Un altro ha affermato, con lungimiranza, come si è poi rivelato, “Non credo che la gente si accontenterà di niente di meno del riconoscimento ora.” Al di fuori del Partito Laburista, Starmer si trova ad affrontare la minaccia della coalizione “Green Left” (Sinistra verde)  di islamisti e socialisti, in particolare attraverso l'Independent Alliance, un gruppo parlamentare formato da Corbyn dopo la sua espulsione dal partito. Oltre a Corbyn, ci sono altri cinque parlamentari indipendenti, tutti eletti lo scorso anno e tutti musulmani, i cui programmi si concentravano sulla guerra nella Striscia di Gaza e sulla presunta islamofobia all'interno del Partito Laburista.

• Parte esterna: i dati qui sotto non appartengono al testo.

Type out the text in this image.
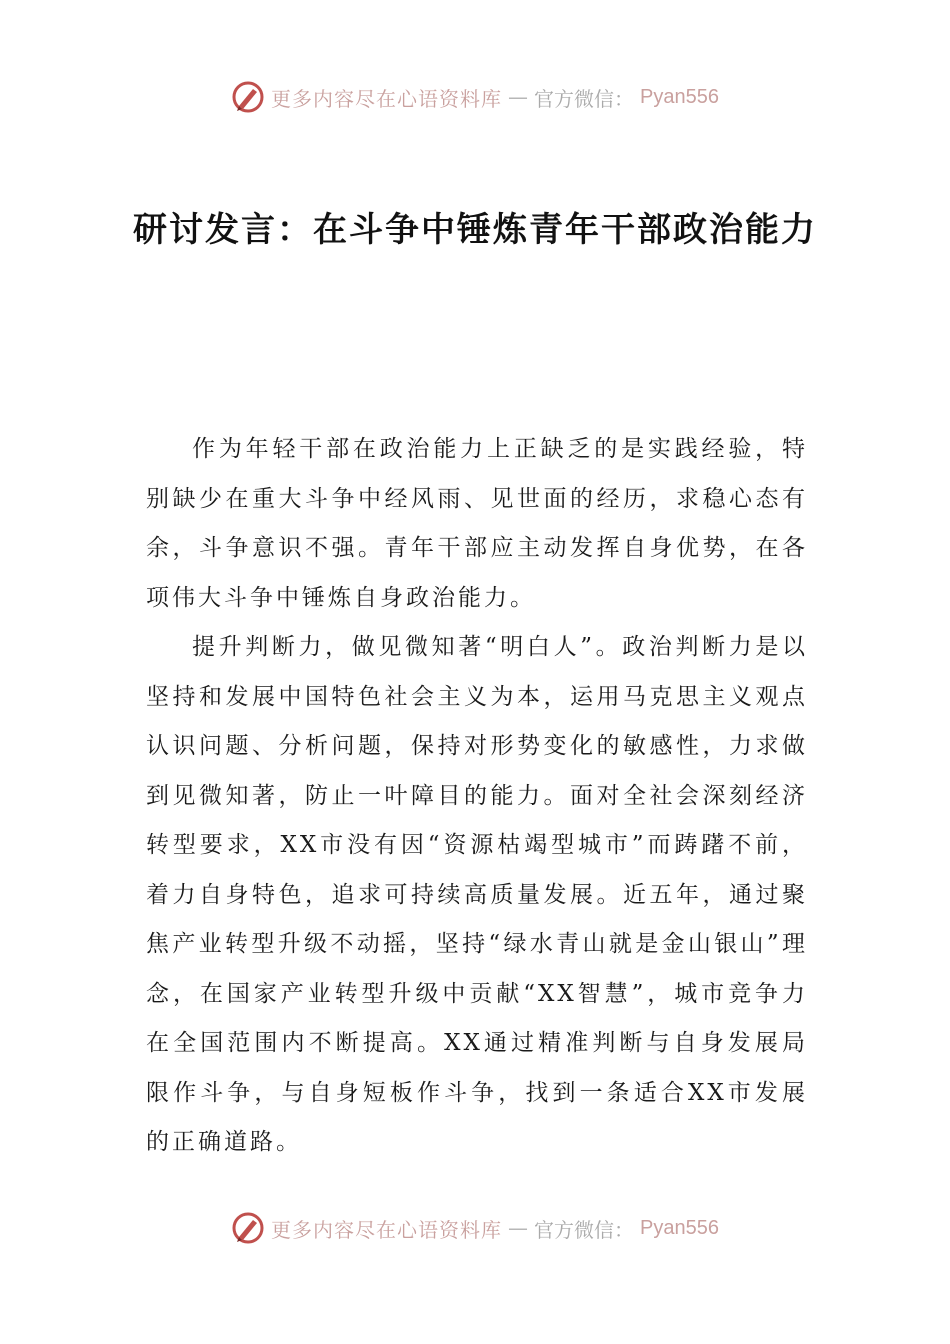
更多内容尽在心语资料库 — 官方微信： Pyan556
研讨发言：在斗争中锤炼青年干部政治能力

作为年轻干部在政治能力上正缺乏的是实践经验，特别缺少在重大斗争中经风雨、见世面的经历，求稳心态有余，斗争意识不强。青年干部应主动发挥自身优势，在各项伟大斗争中锤炼自身政治能力。

提升判断力，做见微知著“明白人”。政治判断力是以坚持和发展中国特色社会主义为本，运用马克思主义观点认识问题、分析问题，保持对形势变化的敏感性，力求做到见微知著，防止一叶障目的能力。面对全社会深刻经济转型要求，XX市没有因“资源枯竭型城市”而踌躇不前，着力自身特色，追求可持续高质量发展。近五年，通过聚焦产业转型升级不动摇，坚持“绿水青山就是金山银山”理念，在国家产业转型升级中贡献“XX智慧”，城市竞争力在全国范围内不断提高。XX通过精准判断与自身发展局限作斗争，与自身短板作斗争，找到一条适合XX市发展的正确道路。

更多内容尽在心语资料库 — 官方微信： Pyan556
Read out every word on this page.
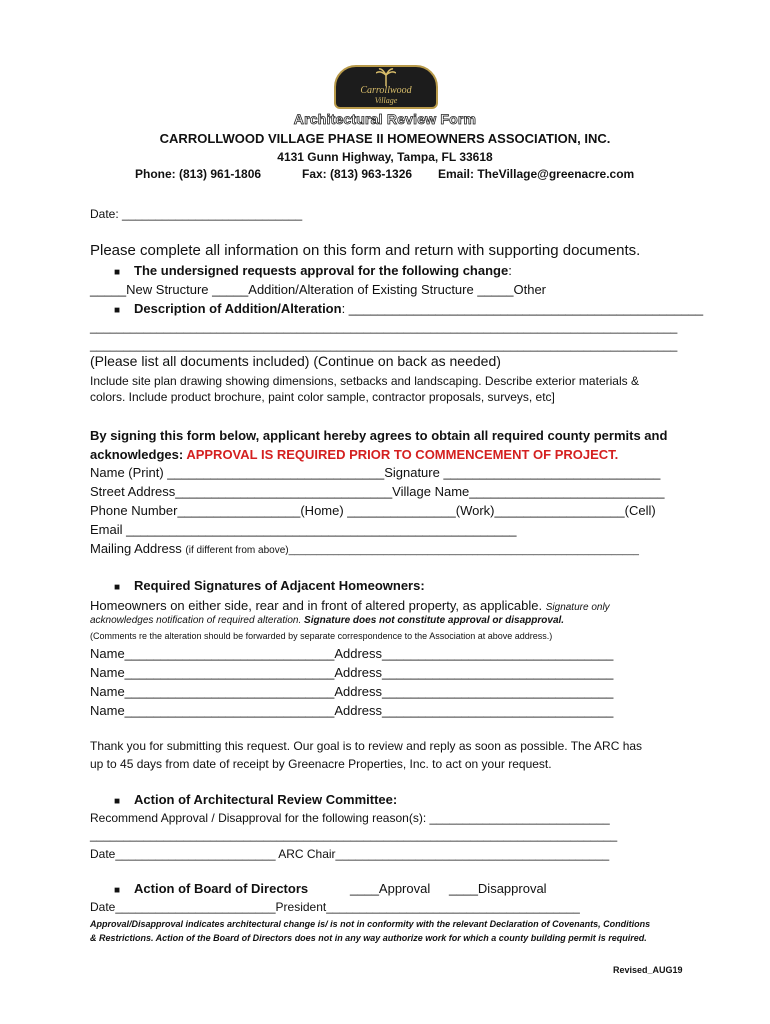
Carrollwood
Village
Architectural Review Form
CARROLLWOOD VILLAGE PHASE II HOMEOWNERS ASSOCIATION, INC.
4131 Gunn Highway, Tampa, FL 33618
Phone: (813) 961-1806	Fax: (813) 963-1326 Email: TheVillage@greenacre.com
Date: ___________________________
Please complete all information on this form and return with supporting documents.
■ The undersigned requests approval for the following change:
_____New Structure _____Addition/Alteration of Existing Structure _____Other
■ Description of Addition/Alteration: _________________________________________________
________________________________________________________________________________________
________________________________________________________________________________________
(Please list all documents included) (Continue on back as needed)
Include site plan drawing showing dimensions, setbacks and landscaping. Describe exterior materials &
colors. Include product brochure, paint color sample, contractor proposals, surveys, etc]
By signing this form below, applicant hereby agrees to obtain all required county permits and
acknowledges: APPROVAL IS REQUIRED PRIOR TO COMMENCEMENT OF PROJECT.
Name (Print) ______________________________Signature ______________________________
Street Address______________________________Village Name___________________________
Phone Number_________________(Home) _______________(Work)__________________(Cell)
Email ______________________________________________________
Mailing Address (if different from above)_______________________________________________________________
■ Required Signatures of Adjacent Homeowners:
Homeowners on either side, rear and in front of altered property, as applicable. Signature only
acknowledges notification of required alteration. Signature does not constitute approval or disapproval.
(Comments re the alteration should be forwarded by separate correspondence to the Association at above address.)
Name_____________________________Address________________________________
Name_____________________________Address________________________________
Name_____________________________Address________________________________
Name_____________________________Address________________________________
Thank you for submitting this request. Our goal is to review and reply as soon as possible. The ARC has
up to 45 days from date of receipt by Greenacre Properties, Inc. to act on your request.
■ Action of Architectural Review Committee:
Recommend Approval / Disapproval for the following reason(s): ___________________________
_______________________________________________________________________________
Date________________________ ARC Chair_________________________________________
■ Action of Board of Directors	____Approval ____Disapproval
Date________________________President______________________________________
Approval/Disapproval indicates architectural change is/ is not in conformity with the relevant Declaration of Covenants, Conditions
& Restrictions. Action of the Board of Directors does not in any way authorize work for which a county building permit is required.
Revised_AUG19
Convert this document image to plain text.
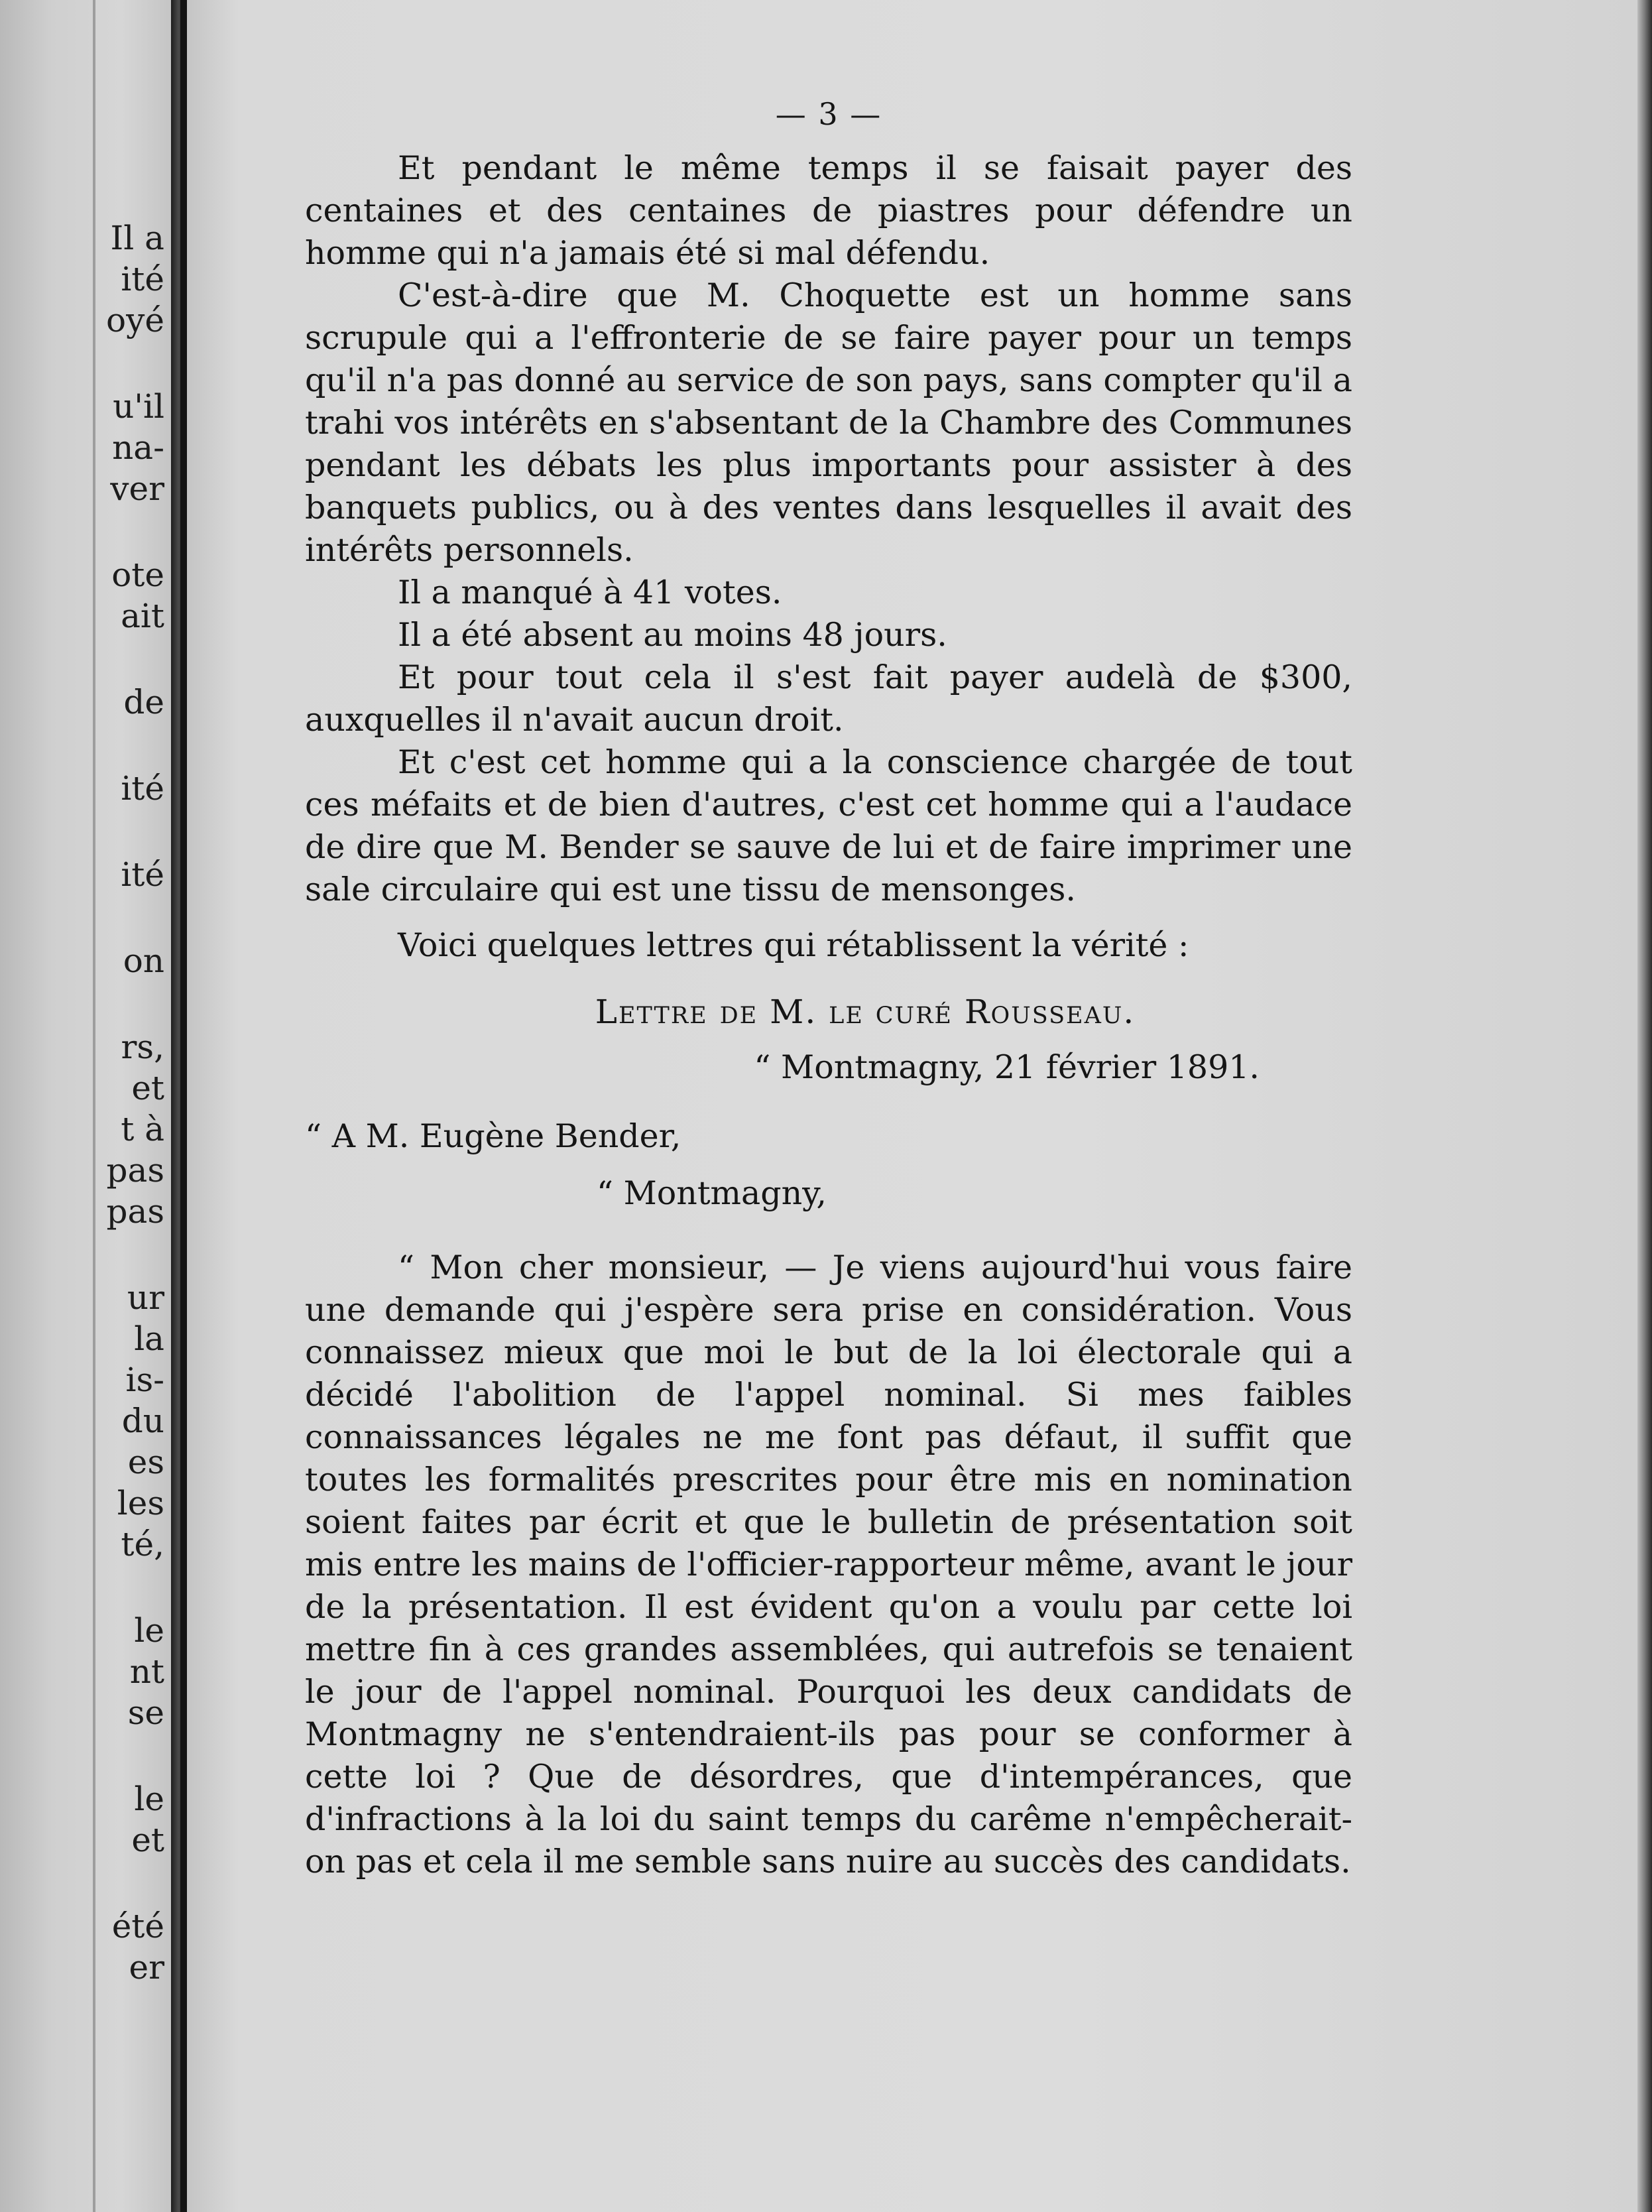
Il a
ité
oyé
u'il
na-
ver
ote
ait
de
ité
ité
on
rs,
et
t à
pas
pas
ur
la
is-
du
es
les
té,
le
nt
se
le
et
été
er
— 3 —

Et pendant le même temps il se faisait payer des centaines et des centaines de piastres pour défendre un homme qui n'a jamais été si mal défendu.

C'est-à-dire que M. Choquette est un homme sans scrupule qui a l'effronterie de se faire payer pour un temps qu'il n'a pas donné au service de son pays, sans compter qu'il a trahi vos intérêts en s'absentant de la Chambre des Communes pendant les débats les plus importants pour assister à des banquets publics, ou à des ventes dans lesquelles il avait des intérêts personnels.

Il a manqué à 41 votes.

Il a été absent au moins 48 jours.

Et pour tout cela il s'est fait payer audelà de $300, auxquelles il n'avait aucun droit.

Et c'est cet homme qui a la conscience chargée de tout ces méfaits et de bien d'autres, c'est cet homme qui a l'audace de dire que M. Bender se sauve de lui et de faire imprimer une sale circulaire qui est une tissu de mensonges.

Voici quelques lettres qui rétablissent la vérité :

Lettre de M. le curé Rousseau.
“ Montmagny, 21 février 1891.
“ A M. Eugène Bender,
“ Montmagny,

“ Mon cher monsieur, — Je viens aujourd'hui vous faire une demande qui j'espère sera prise en considération. Vous connaissez mieux que moi le but de la loi électorale qui a décidé l'abolition de l'appel nominal. Si mes faibles connaissances légales ne me font pas défaut, il suffit que toutes les formalités prescrites pour être mis en nomination soient faites par écrit et que le bulletin de présentation soit mis entre les mains de l'officier-rapporteur même, avant le jour de la présentation. Il est évident qu'on a voulu par cette loi mettre fin à ces grandes assemblées, qui autrefois se tenaient le jour de l'appel nominal. Pourquoi les deux candidats de Montmagny ne s'entendraient-ils pas pour se conformer à cette loi ? Que de désordres, que d'intempérances, que d'infractions à la loi du saint temps du carême n'empêcherait-on pas et cela il me semble sans nuire au succès des candidats.
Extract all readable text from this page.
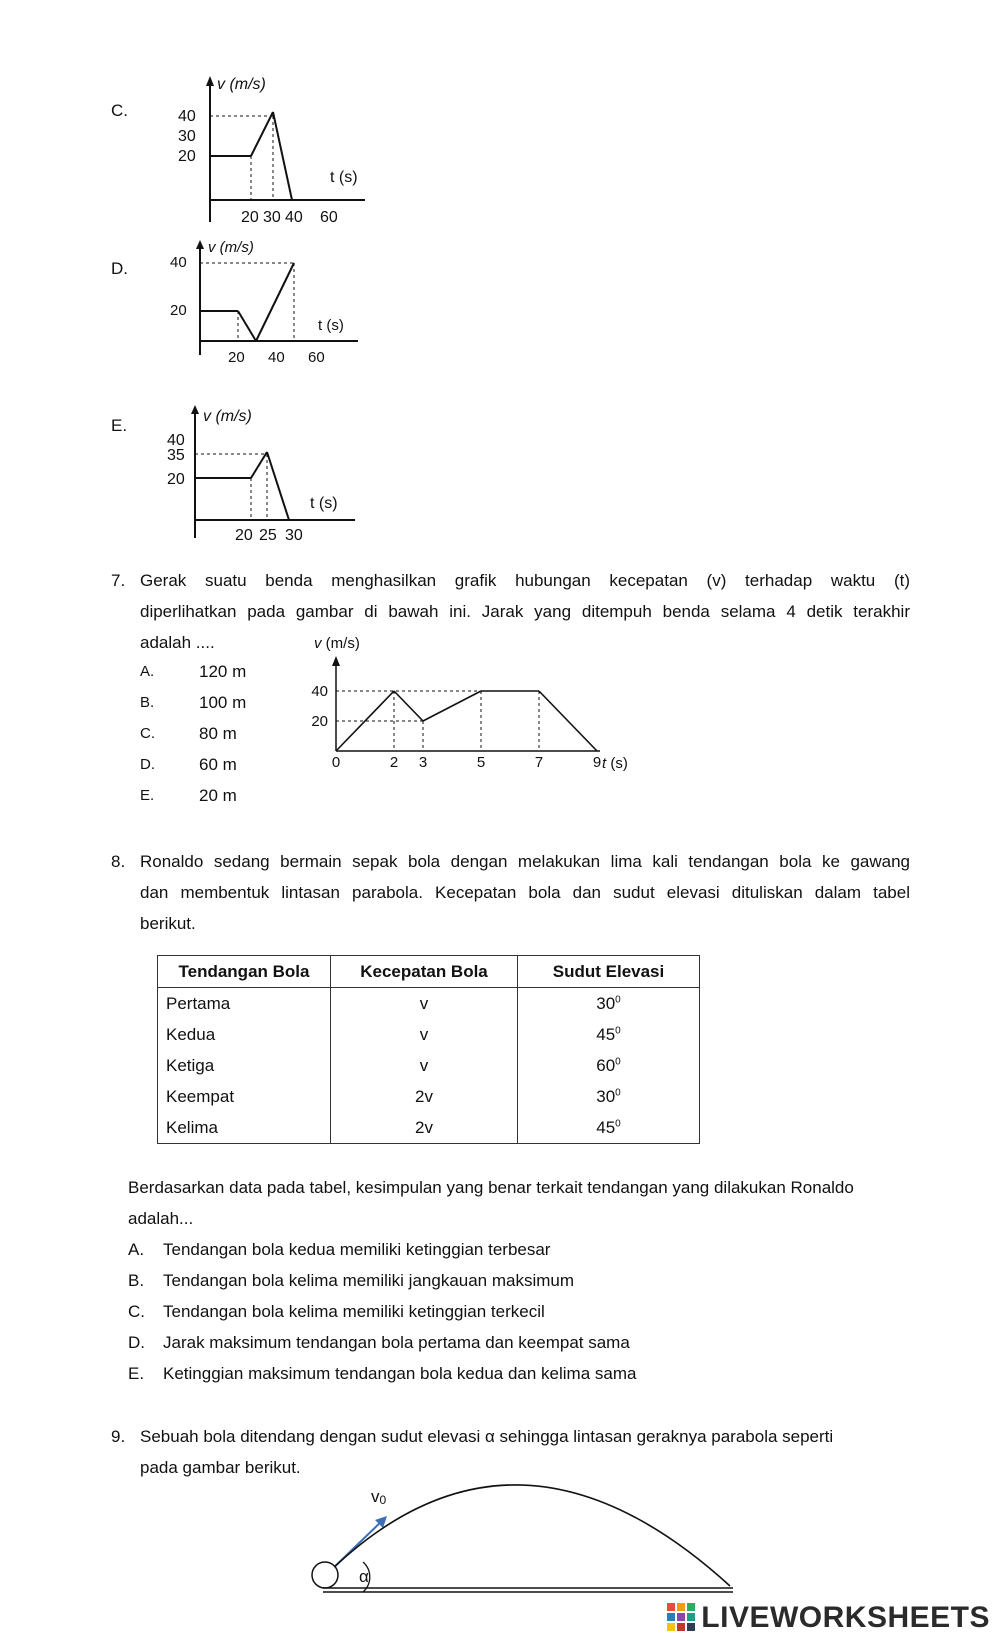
C.
v (m/s)
40
30
20
t (s)
20 30 40 60
D.
v (m/s)
40
20
t (s)
20 40 60
E.	v (m/s)
40
35
20
t (s)
20 25 30
7. Gerak suatu benda menghasilkan grafik hubungan kecepatan (v) terhadap waktu (t)
diperlihatkan pada gambar di bawah ini. Jarak yang ditempuh benda selama 4 detik terakhir
adalah ....
A.	120 m
B.	100 m
C.	80 m
D.	60 m
E.	20 m
v (m/s)
t (s)
40
20
0	2 3	5	7	9
8. Ronaldo sedang bermain sepak bola dengan melakukan lima kali tendangan bola ke gawang
dan membentuk lintasan parabola. Kecepatan bola dan sudut elevasi dituliskan dalam tabel
berikut.
Tendangan Bola	Kecepatan Bola	Sudut Elevasi
Pertama	v	$30^0$
Kedua	v	$45^0$
Ketiga	v	$60^0$
Keempat	2v	$30^0$
Kelima	2v	$45^0$
Berdasarkan data pada tabel, kesimpulan yang benar terkait tendangan yang dilakukan Ronaldo
adalah...
A. Tendangan bola kedua memiliki ketinggian terbesar
B. Tendangan bola kelima memiliki jangkauan maksimum
C. Tendangan bola kelima memiliki ketinggian terkecil
D. Jarak maksimum tendangan bola pertama dan keempat sama
E. Ketinggian maksimum tendangan bola kedua dan kelima sama
9. Sebuah bola ditendang dengan sudut elevasi α sehingga lintasan geraknya parabola seperti
pada gambar berikut.
v0
α
LIVEWORKSHEETS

Il gruppo ora punta a diventare un nuovo partito politico di estrema sinistra, a cui si è unita Zarah Sultana, originariamente eletta deputata laburista, le cui frecciatine antisemite contro Israele sono ampiamente riportate dai media britannici. Secondo il Times , la nuova formazione “ha il potenziale per causare danni reali al Partito Laburista.” Perché?

“La proposta di Corbyn è semplice: la 'ridistribuzione di massa di ricchezza e potere' e la fine del 'genocidio' a Gaza”, sosteneva il giornale.  “Per coloro che a sinistra sono rimasti delusi da Starmer dopo il compromesso di un primo anno al potere estremamente impegnativo, potrebbe rivelarsi irresistibile.”

Nigel Farage, il leader ribelle del partito populista di destra Reform Party, certamente lo spera; se un partito di estrema sinistra è “in grado di organizzarsi in modo adeguato e di presentare un gran numero di candidati, ci aiuterà enormemente”, ha affermato. L'idea che il destino di Israele debba essere tenuto in ostaggio dalle fratture interne di altri Paesi è di per sé offensiva, ed è un'altra buona ragione per liquidare la frana del riconoscimento dello Stato palestinese come un'assurdità performativa che non influenzerà mai Israele né nutrirà un solo bambino a Gaza. Se ha un qualche significato, sta in ciò che ci dice sull'influenza dei suoi apologeti sulla politica britannica, e forse sulla politica interna di quegli altri Paesi che hanno scelto di premiare Hamas riconoscendo uno Stato palestinese.

Tuttavia, nel caso della Gran Bretagna, c'è un'ulteriore considerazione storica. La Dichiarazione Balfour del 1917 a sostegno dell'istituzione di una “patria nazionale” ebraica in quella che allora era la Palestina mandataria – una delle mosse più grandi e significative nella storia diplomatica britannica – è ora vista da molti come un ulteriore segno di vergogna per l'eredità imperiale britannica. Per molti versi, la mossa di Starmer è una compensazione per quel documento, che viene presentato dai sostenitori di Hamas come “prova numero uno” di quella che presentano come la “colonizzazione” sionista della Palestina.

L’apologia che circonda una decisione vecchia di oltre un secolo alimenta l'idea che Israele sia uno Stato illegittimo, la ricompensa data ai colonizzatori ebrei da un impero subdolo e manipolatore gestito da Londra. L'ironia è che, nonostante tutto il disprezzo che Starmer ha comprensibilmente attirato dai sostenitori di Israele, egli rimane un baluardo contro le posizioni più estreme sostenute dai membri del suo gabinetto e dai parlamentari laburisti di secondo piano, come l'espulsione dell'ambasciatore israeliano e l'imposizione di sanzioni contro lo Stato ebraico. La diplomazia israeliana e i sostenitori di Israele all'estero devono quindi affrontare lo stesso dilemma strategico: cercare di influenzare l'Europa, che a lungo è sembrata una battaglia persa, o concentrare gli sforzi per mantenere dalla loro parte gli Stati Uniti?

Il modo in cui sarà risolta la questione avrà un impatto sulla posizione di Israele nel mondo, almeno per il prossimo decennio.